CHAPTER II.
Art in the Insane.

Geographical distribution—Profession—Influence of the special form of alienation—Originality—Eccentricity—Symbolism—Obscenity—Criminality and moral insanity—Uselessness—Insanity as a subject—Absurdity—Uniformity—Summary—Music among the insane.

THOUGH the artistic tendency is very pronounced, and might almost be called a general characteristic, in some varieties of insanity, few authors have paid sufficient attention to it.

The only exceptions are Tardieu, who, in his Études Médico-Légales sur la folie, remarks that the drawings of the insane are of great importance from the point of view of forensic medicine; Simon,[311] who, in speaking of drawing among megalomaniacs, observes that the imagination appears in them in inverse proportion to the intellect; and Frigerio, who some time later gave a survey of the subject in an excellent essay, published in the Diario del Manicomio di Pesaro.[312] Since then I have been able to make a completer examination of this subject, thanks to the curious documents supplied to me by MM. Riva, Toselli, Lolli, Frigerio, Tamburini, Maragliano, and Maxime du Camp.

By comparing their observations with my own, I find a total of 108 mental patients with artistic tendencies, of which:—46 were towards painting, 10 sculpture, 11 engraving, 8 music, 5 architecture, 28 poetry.

The prevailing psychopathic forms in these 108 cases were:—In 25, sensorial monomania and that of persecution; 21 dementia, 16 megalomania, 14 acute or intermittent mania, 8 melancholia, 8 general paralysis, 5 moral insanity, 2 epilepsy.

It is evident that those which predominate are the congenital and least readily curable forms (monomania and moral insanity), together with dementia, and those forms which it accompanies, or in which it is latent (megalomania and paralysis).

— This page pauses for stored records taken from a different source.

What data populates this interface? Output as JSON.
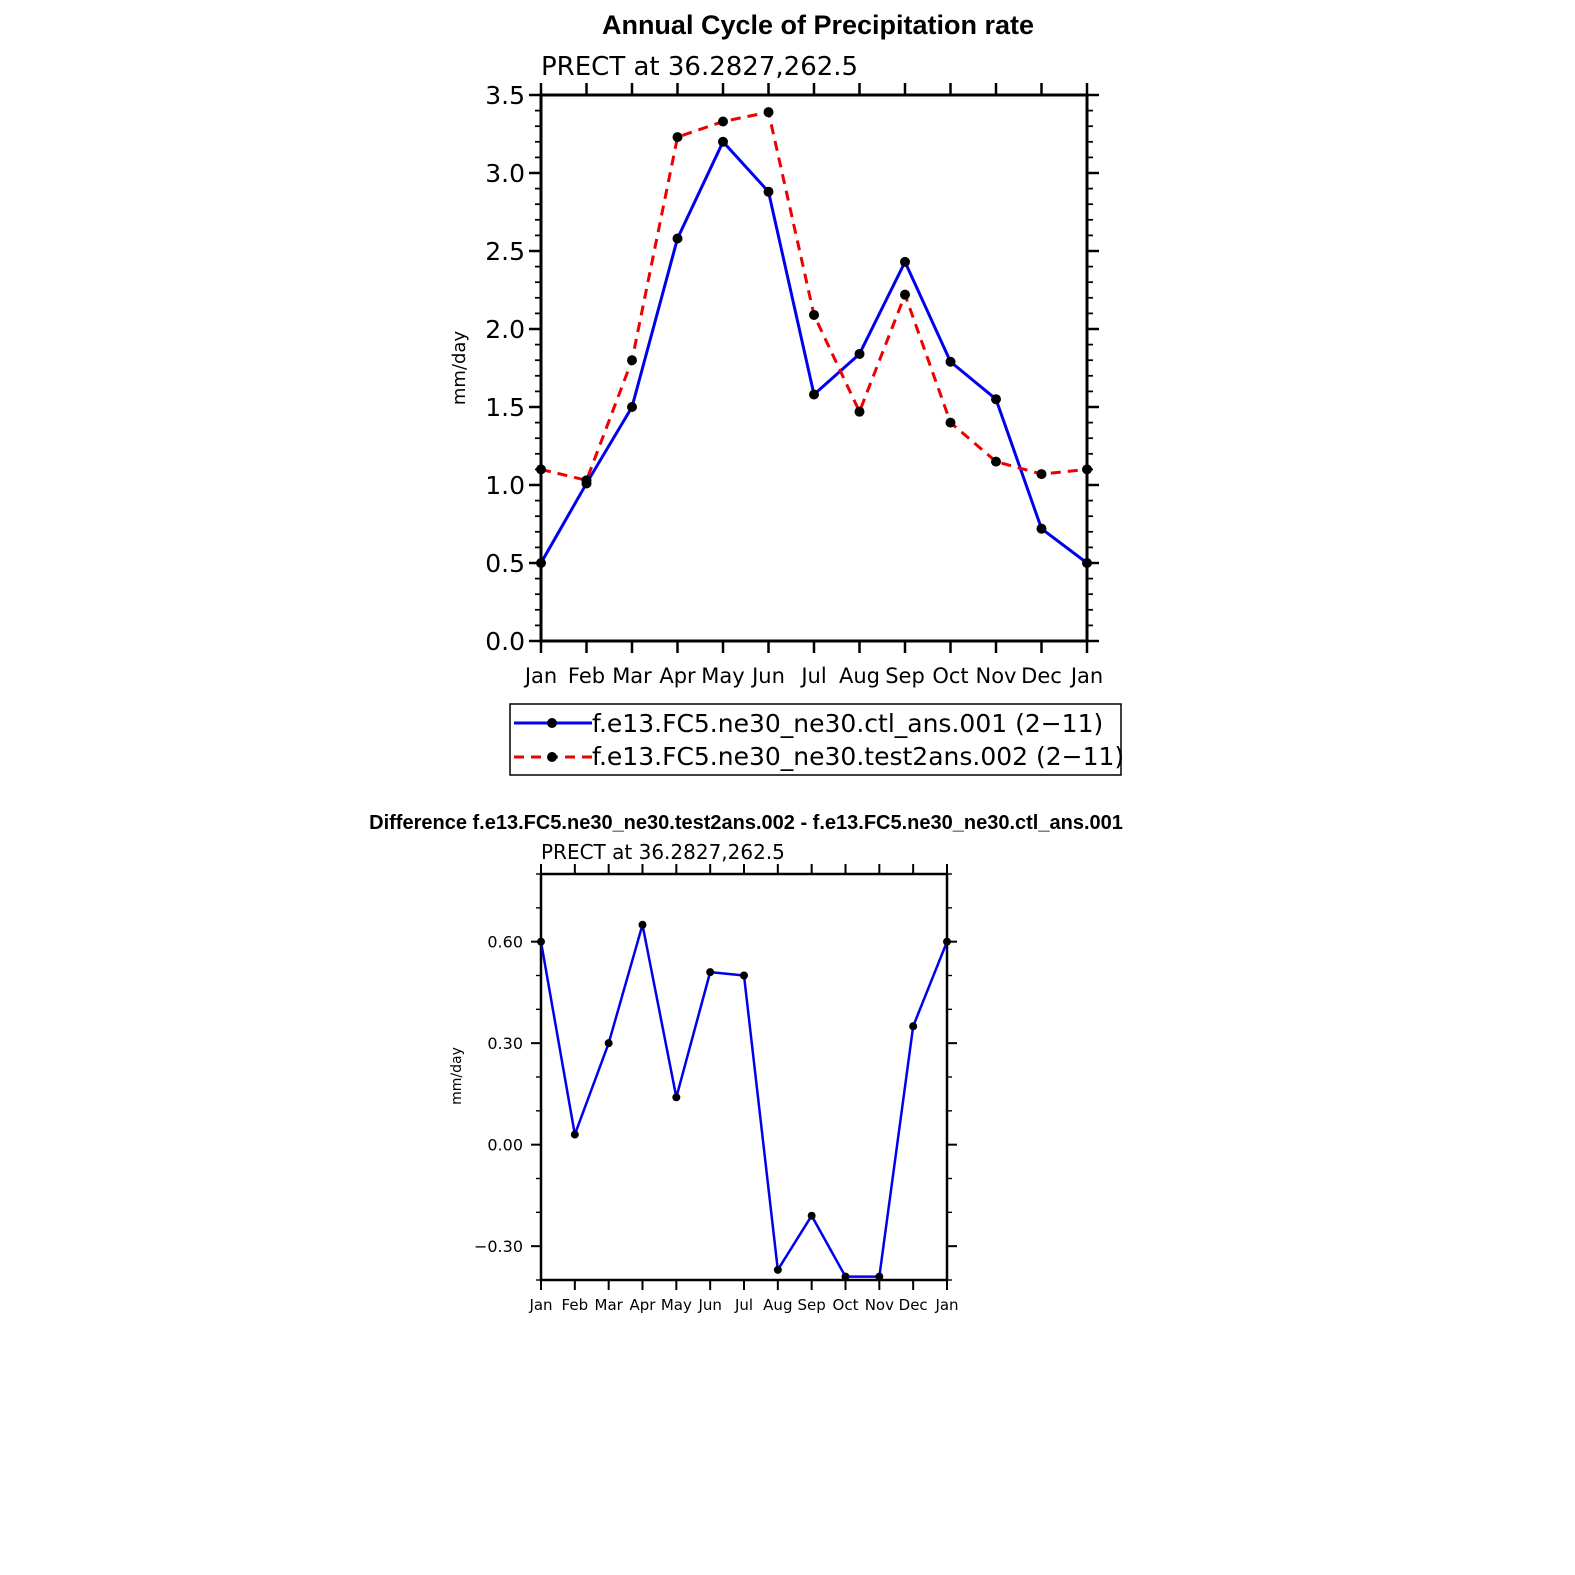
{
  "chart_data": [
    {
      "type": "line",
      "title": "Annual Cycle of Precipitation rate",
      "subtitle": "PRECT at 36.2827,262.5",
      "xlabel": "",
      "ylabel": "mm/day",
      "categories": [
        "Jan",
        "Feb",
        "Mar",
        "Apr",
        "May",
        "Jun",
        "Jul",
        "Aug",
        "Sep",
        "Oct",
        "Nov",
        "Dec",
        "Jan"
      ],
      "ylim": [
        0,
        3.5
      ],
      "yticks": [
        "0.0",
        "0.5",
        "1.0",
        "1.5",
        "2.0",
        "2.5",
        "3.0",
        "3.5"
      ],
      "legend_position": "bottom",
      "series": [
        {
          "name": "f.e13.FC5.ne30_ne30.ctl_ans.001 (2−11)",
          "color": "#0000ee",
          "style": "solid",
          "values": [
            0.5,
            1.01,
            1.5,
            2.58,
            3.2,
            2.88,
            1.58,
            1.84,
            2.43,
            1.79,
            1.55,
            0.72,
            0.5
          ]
        },
        {
          "name": "f.e13.FC5.ne30_ne30.test2ans.002 (2−11)",
          "color": "#ee0000",
          "style": "dashed",
          "values": [
            1.1,
            1.03,
            1.8,
            3.23,
            3.33,
            3.39,
            2.09,
            1.47,
            2.22,
            1.4,
            1.15,
            1.07,
            1.1
          ]
        }
      ]
    },
    {
      "type": "line",
      "title": "Difference f.e13.FC5.ne30_ne30.test2ans.002 - f.e13.FC5.ne30_ne30.ctl_ans.001",
      "subtitle": "PRECT at 36.2827,262.5",
      "xlabel": "",
      "ylabel": "mm/day",
      "categories": [
        "Jan",
        "Feb",
        "Mar",
        "Apr",
        "May",
        "Jun",
        "Jul",
        "Aug",
        "Sep",
        "Oct",
        "Nov",
        "Dec",
        "Jan"
      ],
      "ylim": [
        -0.4,
        0.8
      ],
      "yticks": [
        "−0.30",
        "0.00",
        "0.30",
        "0.60"
      ],
      "series": [
        {
          "color": "#0000ee",
          "style": "solid",
          "values": [
            0.6,
            0.03,
            0.3,
            0.65,
            0.14,
            0.51,
            0.5,
            -0.37,
            -0.21,
            -0.39,
            -0.39,
            0.35,
            0.6
          ]
        }
      ]
    }
  ]
}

Let us now consider the special characteristics of these insane artists.

Geographical distribution.—In the districts where the artistic tendency is more marked among the sane, the number of insane artists is also higher. In fact, I have found very few of the latter at Turin, Pavia, or Reggio, while at Perugia, Lucca, and Siena they abound.

Profession.—Only in a few cases could the tendency be explained by profession or habits acquired before the appearance of the disease. We find among the insane artists mentioned above—8 ex-painters or sculptors, 10 ex-architects, carpenters, or cabinet makers; 10 former schoolmasters or priests, 1 telegraphist, 2 students, 6 sailors, soldiers, or officers of engineers.